Let me illustrate this with an example from our National Capital Region. Say Srikanth decides to shift from Bengaluru [He is desperate to] to the wretched hellhole that is NCR and rents a place in Dharuhera (About 45kms from Gurugram). He is forced to rent here because he has a taste for luxury and but his bank account isn’t all that good enough to enable him to live in Gurugram. It takes about an hour to travel between Gurugram and Dharuhera as he travels through public transport, Uber and Ola aren’t available in Dharuhera and the nearest metro is HUDA city center which is about 40kms away. What are the chances of him accepting a job paying ₹60k per month near Rajiv Chowk i.e. Connaught Place, New Delhi over a job paying ₹55k in Gurugram ? (It takes about 2.5 hrs to travel from Dharuhera to Connaught Place). Very low. He most probably will take the ₹55k job as it saves him 3 hours of travelling everyday. The company in Connaught Place will probably have to do with lower quality labor or increase the offer and thus incur higher labor cost.
Haryana Roadways is one of the worst state road transportation companies (SRTCs) with only about 100 buses in operation in Gurugram on about 15 routes.

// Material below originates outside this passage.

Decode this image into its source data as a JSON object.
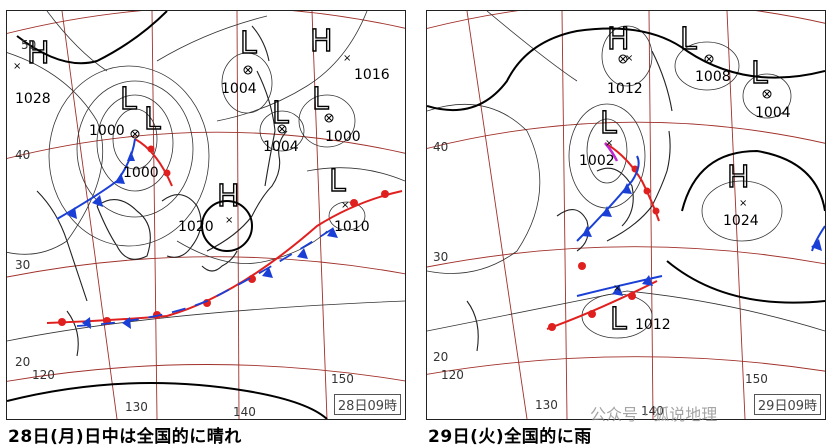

If one attempts to go via public transport from Dharuhera to Gurugram, he or she is forced to take the very rickety illegal buses as the Haryana Roadways buses on the route are very infrequent. The private ones that operate are harassed and sometimes seized if they use the Haryana Roadways logo to escape harassment. If private bus operators existed and the construction on the highway is completed, the route will take about half an hour. Srikanth might take up a job a little further away from Gurgaon say at Hauz Khas @ ₹58k.
Now, back to my rant on BMTC and BMRCL. The old geezers in BMTC and their parent PSU- KSRTC will NEVER give up their legal monopoly. The ones in BMRCL will take another 10 years to realize that Majestic and MG Road no longer are the locus of business activity in Bengaluru city and that the locus has shifted to suburbs like Whitefield and Sarjapur. If Karnataka and other states stop harassing tech based taxi and bus aggregators like Ola, Uber, ZipGo and ends the legal monopoly of SRTCs and their subsidiaries, the transportation outcomes in our cities will vastly improve and believe me and the years of Urban Economics research- the resultant increase in agglomeration benefits will make everyone richer off.